Here are four of the biggest mistakes people in the Dublin area can make when getting divorced.
Not planning for change
Many people assume that, once they are divorced, their financial situation will stay pretty much the same for the foreseeable future. They do not consider that they might lose their job, go through a medical crisis, or lose their home to a natural disaster. A well-negotiated financial settlement will help shield you against future risk, however unlikely those risks may seem today.

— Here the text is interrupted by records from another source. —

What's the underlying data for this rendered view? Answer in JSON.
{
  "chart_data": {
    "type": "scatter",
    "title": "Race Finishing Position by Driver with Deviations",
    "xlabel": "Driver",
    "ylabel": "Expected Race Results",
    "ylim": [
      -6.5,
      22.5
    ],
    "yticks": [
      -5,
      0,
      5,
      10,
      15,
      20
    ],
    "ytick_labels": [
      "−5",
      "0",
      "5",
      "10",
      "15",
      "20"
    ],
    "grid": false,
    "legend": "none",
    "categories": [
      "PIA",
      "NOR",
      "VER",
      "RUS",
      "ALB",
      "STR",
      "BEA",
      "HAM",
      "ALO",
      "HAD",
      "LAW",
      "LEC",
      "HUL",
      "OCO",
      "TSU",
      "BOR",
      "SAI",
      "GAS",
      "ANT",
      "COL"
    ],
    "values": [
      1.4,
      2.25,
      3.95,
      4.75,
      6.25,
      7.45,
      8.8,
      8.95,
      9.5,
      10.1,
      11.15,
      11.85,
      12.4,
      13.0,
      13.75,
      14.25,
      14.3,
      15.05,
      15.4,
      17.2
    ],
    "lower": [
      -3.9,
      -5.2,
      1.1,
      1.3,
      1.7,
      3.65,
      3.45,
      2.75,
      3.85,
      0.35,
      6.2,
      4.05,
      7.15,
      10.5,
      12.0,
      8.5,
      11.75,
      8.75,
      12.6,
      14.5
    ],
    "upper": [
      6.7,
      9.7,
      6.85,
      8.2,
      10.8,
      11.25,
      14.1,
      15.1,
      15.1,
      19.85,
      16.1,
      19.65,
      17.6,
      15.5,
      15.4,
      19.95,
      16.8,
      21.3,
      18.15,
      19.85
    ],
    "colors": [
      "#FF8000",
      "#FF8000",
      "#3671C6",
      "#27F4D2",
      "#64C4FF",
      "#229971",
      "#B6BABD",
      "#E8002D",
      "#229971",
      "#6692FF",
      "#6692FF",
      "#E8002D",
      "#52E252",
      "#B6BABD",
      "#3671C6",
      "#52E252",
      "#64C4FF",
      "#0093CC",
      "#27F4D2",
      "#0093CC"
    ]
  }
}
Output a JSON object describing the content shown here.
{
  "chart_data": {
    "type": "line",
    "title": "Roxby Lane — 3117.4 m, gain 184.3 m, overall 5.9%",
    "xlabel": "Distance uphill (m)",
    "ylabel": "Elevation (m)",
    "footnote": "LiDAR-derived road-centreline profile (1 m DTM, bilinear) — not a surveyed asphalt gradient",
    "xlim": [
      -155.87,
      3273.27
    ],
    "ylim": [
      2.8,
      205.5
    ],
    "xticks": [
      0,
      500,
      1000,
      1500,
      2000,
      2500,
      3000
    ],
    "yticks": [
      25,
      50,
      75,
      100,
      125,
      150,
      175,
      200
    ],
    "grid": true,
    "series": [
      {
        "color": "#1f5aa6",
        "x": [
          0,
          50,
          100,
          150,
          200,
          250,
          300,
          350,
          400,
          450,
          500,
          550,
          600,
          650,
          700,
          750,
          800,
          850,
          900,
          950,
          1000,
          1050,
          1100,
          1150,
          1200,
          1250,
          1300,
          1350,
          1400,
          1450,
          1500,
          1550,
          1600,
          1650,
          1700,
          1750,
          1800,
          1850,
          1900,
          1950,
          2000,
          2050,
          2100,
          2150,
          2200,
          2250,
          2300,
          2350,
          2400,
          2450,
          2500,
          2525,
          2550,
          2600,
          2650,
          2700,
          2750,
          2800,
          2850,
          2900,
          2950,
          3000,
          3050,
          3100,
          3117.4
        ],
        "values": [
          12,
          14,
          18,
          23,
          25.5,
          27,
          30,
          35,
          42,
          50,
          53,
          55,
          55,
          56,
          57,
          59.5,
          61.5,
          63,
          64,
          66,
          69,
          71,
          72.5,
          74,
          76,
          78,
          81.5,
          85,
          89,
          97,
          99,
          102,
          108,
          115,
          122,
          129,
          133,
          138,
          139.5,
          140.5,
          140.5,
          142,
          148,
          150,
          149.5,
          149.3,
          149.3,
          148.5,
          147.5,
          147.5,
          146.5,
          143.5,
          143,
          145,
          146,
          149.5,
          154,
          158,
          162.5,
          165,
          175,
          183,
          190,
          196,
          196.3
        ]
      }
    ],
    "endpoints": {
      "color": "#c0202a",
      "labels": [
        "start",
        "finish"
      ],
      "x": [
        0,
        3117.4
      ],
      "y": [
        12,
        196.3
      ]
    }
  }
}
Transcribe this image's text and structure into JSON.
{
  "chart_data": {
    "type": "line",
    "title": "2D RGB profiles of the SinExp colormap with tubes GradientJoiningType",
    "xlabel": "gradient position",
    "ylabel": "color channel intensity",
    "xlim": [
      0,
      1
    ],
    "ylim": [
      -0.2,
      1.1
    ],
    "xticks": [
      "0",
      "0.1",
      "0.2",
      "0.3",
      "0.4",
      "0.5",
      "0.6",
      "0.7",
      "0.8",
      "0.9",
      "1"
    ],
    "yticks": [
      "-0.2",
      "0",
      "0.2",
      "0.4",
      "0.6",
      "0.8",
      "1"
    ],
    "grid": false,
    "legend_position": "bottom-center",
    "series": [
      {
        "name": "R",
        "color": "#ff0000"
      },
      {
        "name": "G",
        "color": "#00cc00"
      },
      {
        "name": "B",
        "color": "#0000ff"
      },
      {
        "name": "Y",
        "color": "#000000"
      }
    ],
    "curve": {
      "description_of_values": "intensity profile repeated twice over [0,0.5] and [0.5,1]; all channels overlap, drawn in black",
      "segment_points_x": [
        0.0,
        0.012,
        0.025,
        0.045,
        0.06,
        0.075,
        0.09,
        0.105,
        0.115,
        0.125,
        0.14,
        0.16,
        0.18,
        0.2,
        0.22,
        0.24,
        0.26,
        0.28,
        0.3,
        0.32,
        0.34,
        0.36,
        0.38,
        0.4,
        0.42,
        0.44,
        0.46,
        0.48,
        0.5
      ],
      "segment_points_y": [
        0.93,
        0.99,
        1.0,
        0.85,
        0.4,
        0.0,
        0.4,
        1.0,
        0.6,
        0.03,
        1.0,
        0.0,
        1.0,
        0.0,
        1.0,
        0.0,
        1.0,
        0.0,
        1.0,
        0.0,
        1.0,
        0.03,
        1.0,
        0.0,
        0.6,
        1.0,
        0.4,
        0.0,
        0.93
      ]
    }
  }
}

Being unrealistic about your post-divorce lifestyle
Similarly, many people going through divorce convince themselves that their lifestyle will not be affected much. They think they will be able to afford to keep the home and take the same number of expensive vacations as they used to. They have to learn that the loss of one source of household income is going to have an impact, at least for a while. For example, it may not be realistic to keep the house on your own unless your ex agrees to help with the mortgage payments.
Not educating yourself about finances
In many marriages, one spouse handles all the financial matters. When the couple gets divorced, the spouse who never learned about such basic things as making and keeping a budget could quickly get into debt. Everyone should know what their bank and retirement balances are, as well as their monthly expenses. But it’s especially critical when you are on your own and nobody is there to help you.
Not getting the details nailed down
Both you and your ex should be crystal clear about what each of your responsibilities is. Who will pay for the children’s medical care? How will their college tuition be handled? It can be exhausting to go over these details, but they are critical.